In ihren Gedichten und Geschichten - die ersten hat sie schon 1967 veröffentlicht - sucht Lim das verlorene Land ihrer jungen Jahre und sie zeigt, daß sie "in den USA eine Fremde ist in einem fremden Land". Ein Crossover der Kulturen, Zeugnisse einer Heimatlosigkeit und immensen Reichtums. Zu "Monsoon History" (1994), einer repräsentativen Auswahl der Gedichte, schreibt Prof. Laurel Means: "Lims poetische Vision ist durch ihre universellen Prägungen in keine Richtung hin eingeschränkt: nicht auf die Malaiische Halbinsel, nicht auf das Chinesisch-Amerikanische und auch nicht auf den Kontext der amerikanischen Kultur".
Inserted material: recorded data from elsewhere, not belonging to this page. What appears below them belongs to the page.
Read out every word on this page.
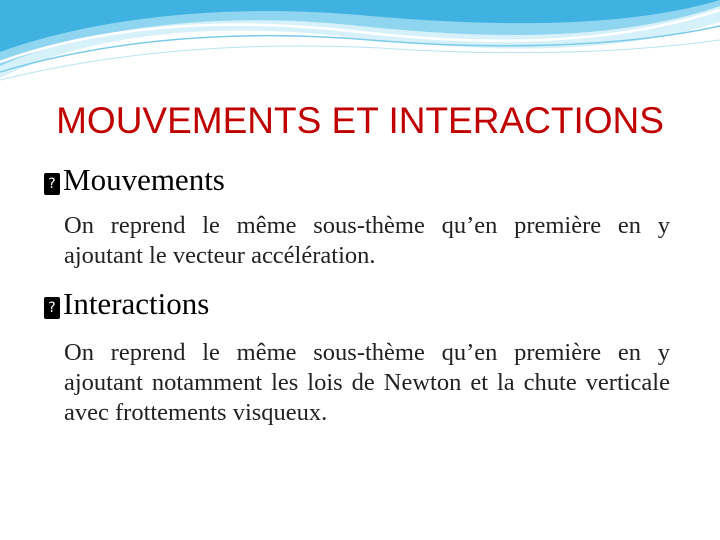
MOUVEMENTS ET INTERACTIONS
? Mouvements

On reprend le même sous-thème qu’en première en y ajoutant le vecteur accélération.

? Interactions

On reprend le même sous-thème qu’en première en y ajoutant notamment les lois de Newton et la chute verticale avec frottements visqueux.
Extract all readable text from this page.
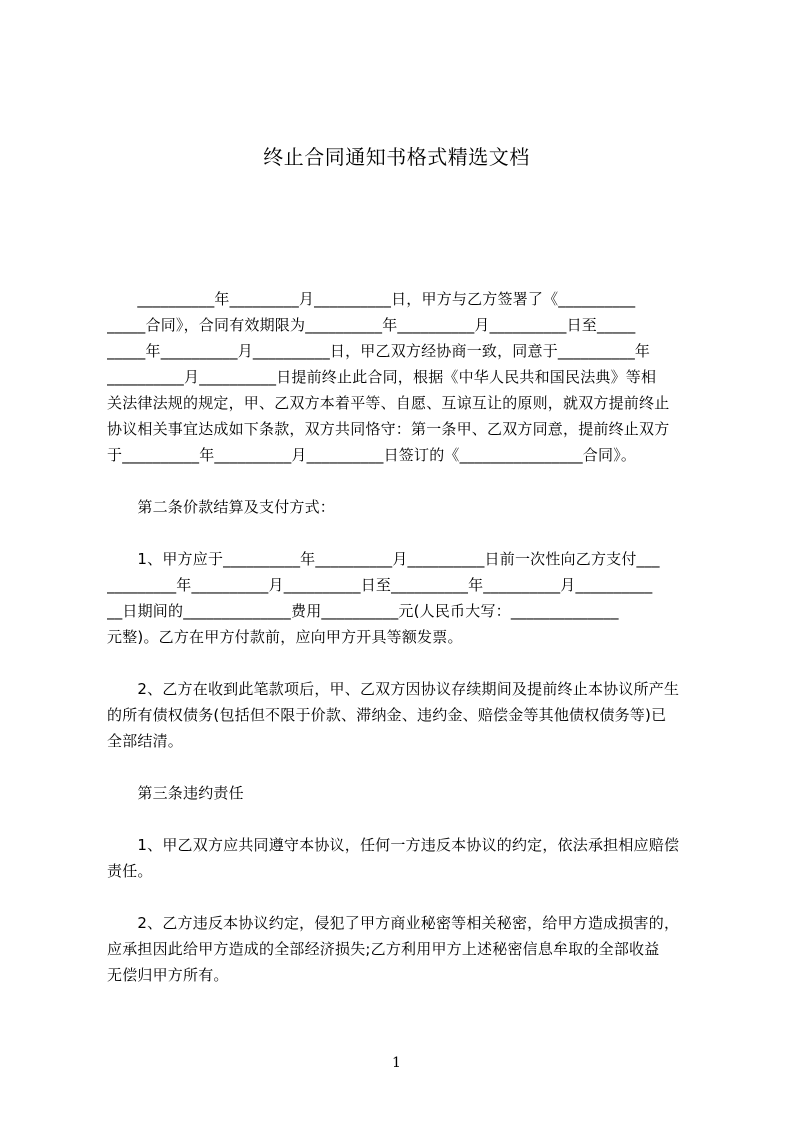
终止合同通知书格式精选文档
　　__________年_________月__________日，甲方与乙方签署了《__________
_____合同》，合同有效期限为__________年__________月__________日至_____
_____年__________月__________日，甲乙双方经协商一致，同意于__________年
__________月__________日提前终止此合同，根据《中华人民共和国民法典》等相
关法律法规的规定，甲、乙双方本着平等、自愿、互谅互让的原则，就双方提前终止
协议相关事宜达成如下条款，双方共同恪守：第一条甲、乙双方同意，提前终止双方
于__________年__________月__________日签订的《________________合同》。
　　第二条价款结算及支付方式：
　　1、甲方应于__________年__________月__________日前一次性向乙方支付___
_________年__________月__________日至__________年__________月__________
__日期间的______________费用__________元(人民币大写：______________
元整)。乙方在甲方付款前，应向甲方开具等额发票。
　　2、乙方在收到此笔款项后，甲、乙双方因协议存续期间及提前终止本协议所产生
的所有债权债务(包括但不限于价款、滞纳金、违约金、赔偿金等其他债权债务等)已
全部结清。
　　第三条违约责任
　　1、甲乙双方应共同遵守本协议，任何一方违反本协议的约定，依法承担相应赔偿
责任。
　　2、乙方违反本协议约定，侵犯了甲方商业秘密等相关秘密，给甲方造成损害的，
应承担因此给甲方造成的全部经济损失;乙方利用甲方上述秘密信息牟取的全部收益
无偿归甲方所有。
1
Ihr Stil ist klar, der Ton oft ironisch, die Haltung ungebrochen. Im Erinnern wehrt sich Lim gegen Geringschätzungen, die sie überall erfahren hat: als Mitglied der chinesischen Minderheit in Malaysia, als Asiatin in den USA - und als Frau im Osten wie im Westen.

 

Lebenslauf

Shirley Geok-lin Lim, geb. 1944 in Melaka/Malaysia, chinesischer Abstammung. Besuch einer katholischen Missionsschule irischer Nonnen; Studium: Englische Literatur in Kuala Lumpur (B.A 1967); seit 1969 in den USA, weitere Studien: Englische und Amerikanische Literatur in Massachusetts (Ph.D. 1973); lehrte 1976-90 an der State University of New York. Lebt seit 1990 in Santa Barbara und arbeitet als Professorin für Englisch und Frauen-Forschung an der University of California.

Auszeichnungen

American Book Award 1990 für die Herausgabe von "The Forbidden Stitch: An Asian American Women's Anthology"; Commonwealth Poetry Prize 1980 für "Crossing the Peninsula".

Veröffentlichungen

Seit 1967 in Anthologien, seit 1980 eigene Werke, u.a. vier Gedichtbände, drei Short Stories-Sammlungen, zwei Bücher mit Essays über die englischsprachige Literatur in Südostasien. Gedichte, Short Stories, Essays und wissenschaftliche Beiträge in über 40 Anthologien (u.a. in USA, England, Malaysia, Indien, Australien, China, Hongkong, Philippinen); über 100 Beiträge (Poesie, Prosa, Rezensionen, Essays) für Printmedien in den USA, England und im pazifischen Raum.

Deutsch:

"Hunger" (Short Story, Original 1995), Übers. Peter Ripken, in: "Andere Länder - andere Zeiten" (Anthologie), Hg. Interlit e.V., Marino Verlag, München 1997.

Englisch (Auswahl):

"Two Dreams" (Short Stories), Feminist Press, New York 1997;

"Among the White Moon Faces: An Asian-American Memoir of Homelands", Feminist Press, New York 1996 und Times Books International, Singapore 1996; "Life's Mysteries: The Best of Shirley Lim", Times Books International, Singapur 1995; "Monsoon History: Selected Poems", Skoob Pacifica, London 1994; "Writing Southeast/Asia in English: Against the Grain" (Literaturkritische Essays), Skoob Pacifica, London 1994; "Modern Secrets: New and Selected Poems", Dangaroo Press, Aarhus & London 1989; "No Man's Grove and Other Poems", National University of Singapore English Department Press, Singapur 1985; "Another Country and Other Stories", Times Books International, Singapore 1982; "Crossing the Peninsula and Other Poems", Heinemann, Kuala Lumpur 1980;

Herausgeberin mehrerer Zeitschriften und Anthologien, u.a.: "The Forbidden Stitch: An Asian American Women's Anthology", Calyx, Corvallis 1989.